L’indagine dei militari ha smascherato un articolato sistema illecito.
Al centro delle contestazioni c’è una società operante nei servizi digitali e nella commercializzazione di prodotti per la filiera vitivinicola, poi finita in liquidazione giudiziale. Secondo la ricostruzione operata dagli inquirenti, gli indagati avrebbero depauperato il patrimonio sociale con un piano ben preciso.
Il modus operandi era studiato. I due faccendieri avrebbero trasferito senza corrispettivo un intero ramo d’azienda – compresi rapporti commerciali, beni strumentali, know-how e forza lavoro – ad una società apparentemente autonoma. In realtà, questa era riconducibile ai loro stessi interessi.

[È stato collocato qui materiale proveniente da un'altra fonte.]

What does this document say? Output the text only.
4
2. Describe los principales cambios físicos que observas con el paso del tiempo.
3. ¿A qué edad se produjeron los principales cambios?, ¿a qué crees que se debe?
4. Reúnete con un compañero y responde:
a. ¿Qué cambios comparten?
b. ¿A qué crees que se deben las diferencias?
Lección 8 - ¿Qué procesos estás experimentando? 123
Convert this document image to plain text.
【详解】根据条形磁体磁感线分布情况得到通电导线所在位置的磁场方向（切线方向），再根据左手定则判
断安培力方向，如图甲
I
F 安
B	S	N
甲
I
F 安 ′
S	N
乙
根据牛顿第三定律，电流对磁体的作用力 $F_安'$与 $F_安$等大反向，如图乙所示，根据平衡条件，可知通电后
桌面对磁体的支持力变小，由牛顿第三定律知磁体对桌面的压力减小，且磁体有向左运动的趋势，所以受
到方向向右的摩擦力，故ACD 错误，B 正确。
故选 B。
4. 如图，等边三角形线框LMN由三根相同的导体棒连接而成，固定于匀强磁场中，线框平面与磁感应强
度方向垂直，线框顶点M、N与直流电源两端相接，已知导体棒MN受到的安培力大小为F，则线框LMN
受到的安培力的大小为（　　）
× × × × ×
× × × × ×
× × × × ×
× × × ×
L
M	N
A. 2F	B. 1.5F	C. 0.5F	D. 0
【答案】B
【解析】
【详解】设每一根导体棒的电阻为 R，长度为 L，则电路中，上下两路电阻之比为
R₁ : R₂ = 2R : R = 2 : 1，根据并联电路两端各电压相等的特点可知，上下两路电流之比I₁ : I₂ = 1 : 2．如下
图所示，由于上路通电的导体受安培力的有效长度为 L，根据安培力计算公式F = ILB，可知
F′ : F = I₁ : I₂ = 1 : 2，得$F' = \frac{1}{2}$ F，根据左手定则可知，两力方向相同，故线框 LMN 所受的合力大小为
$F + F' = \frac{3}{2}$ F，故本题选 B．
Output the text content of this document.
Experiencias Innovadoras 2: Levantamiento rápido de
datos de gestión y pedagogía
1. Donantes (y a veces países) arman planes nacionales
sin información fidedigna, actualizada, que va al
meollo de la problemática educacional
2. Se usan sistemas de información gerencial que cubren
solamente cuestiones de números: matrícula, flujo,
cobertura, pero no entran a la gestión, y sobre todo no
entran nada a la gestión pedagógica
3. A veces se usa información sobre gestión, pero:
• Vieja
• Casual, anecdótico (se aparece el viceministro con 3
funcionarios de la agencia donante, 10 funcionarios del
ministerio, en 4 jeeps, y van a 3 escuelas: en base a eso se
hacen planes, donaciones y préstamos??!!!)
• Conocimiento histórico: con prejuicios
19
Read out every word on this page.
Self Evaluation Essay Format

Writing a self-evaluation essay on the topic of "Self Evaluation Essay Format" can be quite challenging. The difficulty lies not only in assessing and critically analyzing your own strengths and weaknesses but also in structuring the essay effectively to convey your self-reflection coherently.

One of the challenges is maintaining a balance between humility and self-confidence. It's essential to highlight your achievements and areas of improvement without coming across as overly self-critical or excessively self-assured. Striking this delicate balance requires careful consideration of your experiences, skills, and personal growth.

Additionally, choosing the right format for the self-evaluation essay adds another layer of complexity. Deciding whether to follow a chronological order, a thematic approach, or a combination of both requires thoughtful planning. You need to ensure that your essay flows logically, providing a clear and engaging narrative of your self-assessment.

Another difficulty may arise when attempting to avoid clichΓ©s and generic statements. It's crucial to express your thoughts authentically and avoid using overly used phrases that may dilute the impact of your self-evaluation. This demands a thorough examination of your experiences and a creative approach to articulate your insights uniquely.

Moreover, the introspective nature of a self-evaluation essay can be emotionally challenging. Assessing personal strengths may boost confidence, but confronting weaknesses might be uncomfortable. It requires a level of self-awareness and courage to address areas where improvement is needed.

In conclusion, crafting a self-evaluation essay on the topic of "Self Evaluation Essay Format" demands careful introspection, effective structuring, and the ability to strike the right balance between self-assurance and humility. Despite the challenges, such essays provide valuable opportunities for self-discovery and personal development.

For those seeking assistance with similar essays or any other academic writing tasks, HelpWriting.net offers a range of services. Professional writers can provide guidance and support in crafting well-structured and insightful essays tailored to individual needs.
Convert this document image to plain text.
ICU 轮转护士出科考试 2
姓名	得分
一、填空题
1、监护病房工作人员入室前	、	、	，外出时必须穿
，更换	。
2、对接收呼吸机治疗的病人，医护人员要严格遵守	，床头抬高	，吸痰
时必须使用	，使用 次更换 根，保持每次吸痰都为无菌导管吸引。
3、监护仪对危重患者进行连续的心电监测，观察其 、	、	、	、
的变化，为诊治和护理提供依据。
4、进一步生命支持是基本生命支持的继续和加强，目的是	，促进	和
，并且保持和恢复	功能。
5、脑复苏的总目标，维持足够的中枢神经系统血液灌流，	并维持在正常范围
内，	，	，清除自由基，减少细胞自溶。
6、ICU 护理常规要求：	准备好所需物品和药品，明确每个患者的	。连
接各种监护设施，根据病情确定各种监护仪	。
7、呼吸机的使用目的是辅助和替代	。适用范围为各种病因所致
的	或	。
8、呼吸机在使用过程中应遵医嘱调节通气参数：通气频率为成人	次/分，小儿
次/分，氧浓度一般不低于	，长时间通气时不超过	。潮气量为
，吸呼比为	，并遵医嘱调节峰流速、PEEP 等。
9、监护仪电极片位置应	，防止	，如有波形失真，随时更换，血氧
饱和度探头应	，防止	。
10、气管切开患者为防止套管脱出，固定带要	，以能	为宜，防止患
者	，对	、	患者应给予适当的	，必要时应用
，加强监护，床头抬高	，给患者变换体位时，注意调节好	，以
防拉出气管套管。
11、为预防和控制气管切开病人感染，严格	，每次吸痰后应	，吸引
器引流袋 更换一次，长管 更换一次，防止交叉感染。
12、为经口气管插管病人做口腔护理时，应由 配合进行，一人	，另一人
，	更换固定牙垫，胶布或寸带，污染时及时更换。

Pesanti le accuse: truffa aggravata per erogazioni pubbliche, bancarotta fraudolenta, fatture false e false comunicazioni sociali. Non solo. I finanzieri hanno scoperto anche bilanci falsi per ottenere finanziamenti garantiti dallo stato e la sistematica omissione di imposte e contributi.
L’indagine ha inoltre rivelato una rete di partecipazioni societarie, anche all’estero, e atti simulati per eludere la procedura concorsuale. I sigilli hanno bloccato disponibilità finanziarie, aziende e partecipazioni per un valore complessivo di 7,8 milioni di euro.